Semi-quantitative RT-PCR (Srinivasan and Plattner 2006): Total RNA was isolated from serum-starved cells transfected with siRNAs or treated with STI571 using an RNAeasy kit (Qiagen, Valencia, CA), and digested with DNase I to remove trace DNA (Applied Biosystems, Carlesbad, CA). Five micrograms of DNase-treated RNA was reverse transcribed using Superscript Reverse Transcriptase and random primers (Invitrogen, Carlesbad, CA). cDNA was subjected to PCR using specific primers (below) together with internal b-actin control primers (10mM), MgCl2 (1.5mM), dNTPs, and Taq DNA polymerase (Genscript, Piscataway, NJ). PCR cycling parameters involved 35 cycles of 95oC-1', 55oC-1', 72oC-1'. Aliquots were also taken at cycles 27 and 31 to check for linearity. Scanned photographs were quantified with ImageQuant (Molecular Dynamics, GE Healthcare, Piscataway, NJ) and specific bands normalized to b-actin internal control bands.
c-Abl forward primer, 5'CCTTCATCCCTCTCATATCAACC3',
c-Abl reverse primer, 5'TGGACCACTGCCTGCTGTCGC3'
Arg forward primer, 5'CATCCGTCCATCTGCTCAGAC3'
Arg reverse primer, 5'GGACAGTAGGTCAGCACATTC3'
MMP-1 forward primer, 5'AGCGTGTGACAGTAAGCTAAC3'
MMP-1 reverse primer, 5'TCCTCAGAAAGAGCAGCATCG3'
MMP-3 forward primer, 5'GTTCCGCCTGTCTCAAGATGA3'
MMP-3 reverse primer, 5'ATCCAGCTCGTACCTCATTTCC3'
MT1-MMP forward primer, 5'GCAGGCCGACATCATGATCTTC3'
MT1-MMP reverse primer, 5'TCCTCTCGTAGGCAGTGTTG3'
b-actin forward primer, 5'CCTTCCTGGGCATGGAGTCCT3',
b-actin reverse primer 5'ggagcaatgtctttgatcttc3'.

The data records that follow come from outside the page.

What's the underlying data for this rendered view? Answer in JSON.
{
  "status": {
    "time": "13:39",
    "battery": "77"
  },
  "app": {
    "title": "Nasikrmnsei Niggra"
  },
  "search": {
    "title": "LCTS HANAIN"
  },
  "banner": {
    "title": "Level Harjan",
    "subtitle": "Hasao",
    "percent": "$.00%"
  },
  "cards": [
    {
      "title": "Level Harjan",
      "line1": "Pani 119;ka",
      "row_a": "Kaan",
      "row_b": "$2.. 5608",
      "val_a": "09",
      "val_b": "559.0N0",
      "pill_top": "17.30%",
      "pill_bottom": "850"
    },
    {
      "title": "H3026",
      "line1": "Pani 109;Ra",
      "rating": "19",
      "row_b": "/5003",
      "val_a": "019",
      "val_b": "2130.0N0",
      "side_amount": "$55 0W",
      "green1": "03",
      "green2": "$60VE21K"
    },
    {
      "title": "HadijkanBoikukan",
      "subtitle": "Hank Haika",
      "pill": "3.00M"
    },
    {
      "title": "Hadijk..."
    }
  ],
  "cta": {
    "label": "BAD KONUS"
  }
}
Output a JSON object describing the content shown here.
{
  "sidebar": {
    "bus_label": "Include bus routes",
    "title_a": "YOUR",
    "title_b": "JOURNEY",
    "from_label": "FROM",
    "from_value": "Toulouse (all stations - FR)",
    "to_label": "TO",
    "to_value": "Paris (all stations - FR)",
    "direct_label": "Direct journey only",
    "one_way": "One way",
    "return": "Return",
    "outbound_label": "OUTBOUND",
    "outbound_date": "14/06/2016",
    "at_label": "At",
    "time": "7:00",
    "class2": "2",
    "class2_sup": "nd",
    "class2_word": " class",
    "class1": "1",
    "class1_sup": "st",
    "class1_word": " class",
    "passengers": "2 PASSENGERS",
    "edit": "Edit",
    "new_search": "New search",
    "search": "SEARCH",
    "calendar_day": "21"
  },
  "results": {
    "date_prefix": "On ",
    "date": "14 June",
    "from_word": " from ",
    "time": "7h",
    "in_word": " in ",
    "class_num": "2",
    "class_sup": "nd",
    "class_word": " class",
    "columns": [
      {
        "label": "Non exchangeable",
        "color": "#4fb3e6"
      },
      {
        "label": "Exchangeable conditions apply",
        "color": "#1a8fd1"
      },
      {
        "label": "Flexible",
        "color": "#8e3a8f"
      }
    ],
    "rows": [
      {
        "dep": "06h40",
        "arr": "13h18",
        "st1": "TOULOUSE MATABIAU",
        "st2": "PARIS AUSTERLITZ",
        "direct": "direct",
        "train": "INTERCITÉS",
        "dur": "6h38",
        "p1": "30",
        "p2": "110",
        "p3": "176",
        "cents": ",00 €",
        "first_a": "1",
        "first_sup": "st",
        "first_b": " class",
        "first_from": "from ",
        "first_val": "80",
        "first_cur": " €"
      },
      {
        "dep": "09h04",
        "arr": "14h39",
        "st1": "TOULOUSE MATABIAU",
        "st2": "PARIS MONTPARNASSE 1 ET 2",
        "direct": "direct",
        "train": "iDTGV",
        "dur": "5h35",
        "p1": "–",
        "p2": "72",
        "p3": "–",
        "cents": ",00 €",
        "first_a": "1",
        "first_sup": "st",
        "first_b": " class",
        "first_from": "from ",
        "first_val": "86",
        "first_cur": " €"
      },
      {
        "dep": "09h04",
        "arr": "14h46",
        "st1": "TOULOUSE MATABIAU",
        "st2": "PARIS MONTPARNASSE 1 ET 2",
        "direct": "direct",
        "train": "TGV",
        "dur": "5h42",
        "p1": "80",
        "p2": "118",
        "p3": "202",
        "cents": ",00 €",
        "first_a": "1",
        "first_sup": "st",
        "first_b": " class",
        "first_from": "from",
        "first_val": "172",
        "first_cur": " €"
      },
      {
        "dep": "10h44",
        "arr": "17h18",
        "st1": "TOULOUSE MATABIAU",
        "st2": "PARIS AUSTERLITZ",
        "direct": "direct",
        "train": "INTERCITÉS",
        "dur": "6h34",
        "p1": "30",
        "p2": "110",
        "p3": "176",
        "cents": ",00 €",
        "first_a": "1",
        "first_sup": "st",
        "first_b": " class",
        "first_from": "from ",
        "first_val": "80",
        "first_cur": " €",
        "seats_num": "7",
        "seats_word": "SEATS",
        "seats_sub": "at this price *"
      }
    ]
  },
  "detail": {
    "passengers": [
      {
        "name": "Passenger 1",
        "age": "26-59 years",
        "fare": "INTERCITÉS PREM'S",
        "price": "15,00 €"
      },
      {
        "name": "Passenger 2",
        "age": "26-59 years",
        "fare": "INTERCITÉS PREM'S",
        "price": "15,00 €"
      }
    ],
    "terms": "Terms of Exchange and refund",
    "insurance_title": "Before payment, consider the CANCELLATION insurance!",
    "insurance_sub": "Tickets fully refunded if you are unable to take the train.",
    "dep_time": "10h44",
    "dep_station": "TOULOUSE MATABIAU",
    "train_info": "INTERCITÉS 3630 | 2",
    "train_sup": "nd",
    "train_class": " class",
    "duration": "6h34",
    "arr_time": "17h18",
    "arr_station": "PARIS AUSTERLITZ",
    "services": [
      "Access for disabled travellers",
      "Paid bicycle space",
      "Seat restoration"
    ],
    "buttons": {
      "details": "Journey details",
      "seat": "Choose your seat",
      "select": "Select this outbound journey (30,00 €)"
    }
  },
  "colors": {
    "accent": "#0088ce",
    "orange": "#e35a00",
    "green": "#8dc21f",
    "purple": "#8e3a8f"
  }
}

Paraffin-embedding of mouse lungs: Formalin-fixed lungs were dehydrated in 70% ethanol, 100% ethanol, 1:1 ethanol/xylene, followed by 100% xylene. Lungs were placed in melted paraplast X-tra:xylene (1:1) for 1hr at 54oC followed by room temperature incubation overnight. Paraplast (100%) was then added to the tissue for 1h at 54oC, incubated at room temperature for 2h, paraffin was melted, and mounted at room temperature. The mounts were stored at room temperature overnight followed by dessication for long-term storage, or sectioned on a ThermoShandon Finesse microtome (University of Kentucky Histology Facility).